Airships. Half-price condoms. Balloons the size of jumbo jets. What Branson rewards most is flair. "He's very, very keen on the style with which things are done," says Robert Devereux, 32-year-old chairman of Virgin Vision, the group's video segment. "What really irritates him is when he sees things done in a humdrum way." This sense of flair makes him an especially dangerous competitor.
An example, as recalled by Stephen Navin, Virgin Vision's director of legal and business affairs:
Branson visits Ariola, the French arm of a German recording company that also handles record distribution for other companies, including, at the time, Virgin. An executive lets slip that Ariola plans to sign a singer named Julien Clerc (pronounced Claire). "So Richard rushes off into the loo and writes the name down on his hand," says Navin. "He can't speak French to save his life, so it was probably a very bad representation of how you'd actually spell Julien's name."
When he gets the chance, Branson calls the director of Virgin's own French operations and asks about this guy claire, or Cler, or whatever. He finds that Clerc is the hottest French property going. He tracks down Clerc's manager, and beats Ariola to the contract. "You couldn't call it industrial espionage," says Navin. "Call it grasping an opportunity that comes to your ears."
"Virgin has a reputation for toughness," says Nik Powell, an early partner of Branson's and now co-chairman of Palace Group of Companies Ltd., a filmmaker and distributor. He calls Branson a sharp negotiator. "His deals turn out to be extremely profitable," he says.
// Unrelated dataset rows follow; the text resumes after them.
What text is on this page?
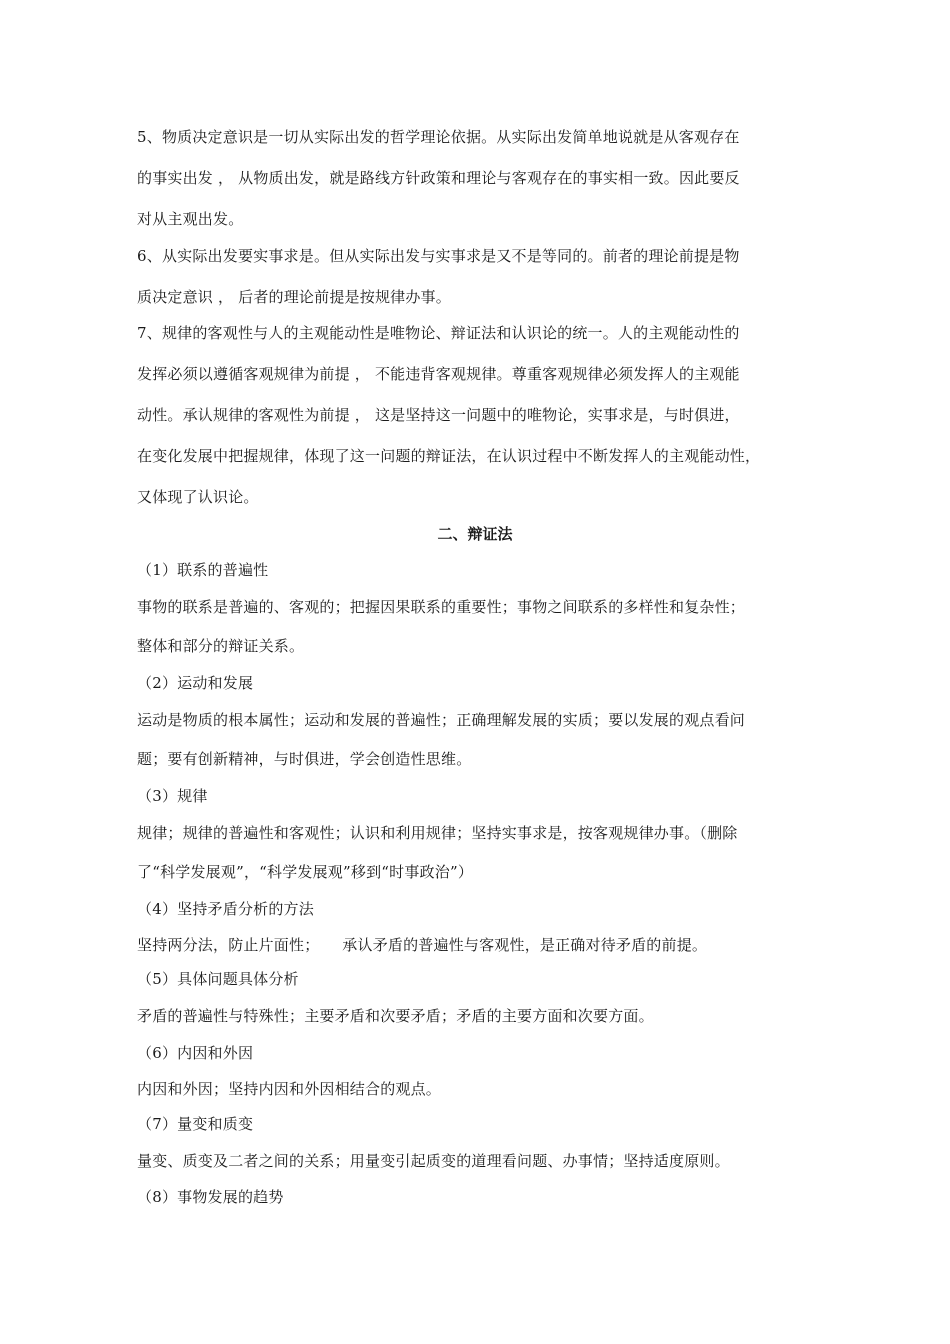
5、物质决定意识是一切从实际出发的哲学理论依据。从实际出发简单地说就是从客观存在
的事实出发 ， 从物质出发，就是路线方针政策和理论与客观存在的事实相一致。因此要反
对从主观出发。
6、从实际出发要实事求是。但从实际出发与实事求是又不是等同的。前者的理论前提是物
质决定意识 ， 后者的理论前提是按规律办事。
7、规律的客观性与人的主观能动性是唯物论、辩证法和认识论的统一。人的主观能动性的
发挥必须以遵循客观规律为前提 ， 不能违背客观规律。尊重客观规律必须发挥人的主观能
动性。承认规律的客观性为前提 ， 这是坚持这一问题中的唯物论，实事求是，与时俱进，
在变化发展中把握规律，体现了这一问题的辩证法，在认识过程中不断发挥人的主观能动性，
又体现了认识论。
二、辩证法
（1）联系的普遍性
事物的联系是普遍的、客观的；把握因果联系的重要性；事物之间联系的多样性和复杂性；
整体和部分的辩证关系。
（2）运动和发展
运动是物质的根本属性；运动和发展的普遍性；正确理解发展的实质；要以发展的观点看问
题；要有创新精神，与时俱进，学会创造性思维。
（3）规律
规律；规律的普遍性和客观性；认识和利用规律；坚持实事求是，按客观规律办事。（删除
了“科学发展观”，“科学发展观”移到“时事政治”）
（4）坚持矛盾分析的方法
坚持两分法，防止片面性；　　承认矛盾的普遍性与客观性，是正确对待矛盾的前提。
（5）具体问题具体分析
矛盾的普遍性与特殊性；主要矛盾和次要矛盾；矛盾的主要方面和次要方面。
（6）内因和外因
内因和外因；坚持内因和外因相结合的观点。
（7）量变和质变
量变、质变及二者之间的关系；用量变引起质变的道理看问题、办事情；坚持适度原则。
（8）事物发展的趋势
Branson the showman gave Virgin its high profile. Branson the manager has kept it lean and responsive, managing to do what so many U.S. entrepreneurs seem so incapable of accomplishing: delegation of power. "I'd go so far as to say that probably the greatest single reason for the success of the group is Richard's keeping out of it," says David M. Tait, the airline's executive vicepresident. "This isn't a negative comment on Richard. Just the way he locates his business gives you a clue. There's no glass-and-concrete tower, no Virgin Building with 10 floors of vice-presidents."
Branson's world headquarters is moored in Regent's Canal, squeezed tight in between boats fore and aft. It's a slender river barge called Duende, and to reach it you go through three gates and walk a concrete dill beside the canal, being careful not to trip on the sewage, water, and electrical hookups of Branson's neighbors. The neighborhood isn't exactly frenetic with interest in its resident hero. On the opposite bank, two men sit fishing in tne rain.
Branson, wearing his usual uniform of sweater and slacks, sits in a long room at the bow, which is paneled with knotty pine and banded with windows. Most of one wall is taken up by a bank of video and stereo equipment and a cabinet housing an eclectic collection of books, including Hashish and Dr. Ruth's Guide to Good Sex.
Working here, he says, he's found he can avoid interruptions and at the same time give his officers a greater sense of autonomy. The rest of his London operation is spread out in some 25 buildings, including townhouses, a warehouse, and a converted bathhouse, none of them with more than 80 employees.
"People always want to deal with the top person in a building," he says. With his companies so spread out, the ranking executive in each structure becomes the power center, "so somebody besides me takes complete responsibility. He becomes chairman of that company. He can make all the decisions. And I can be left to push the group forward into new areas."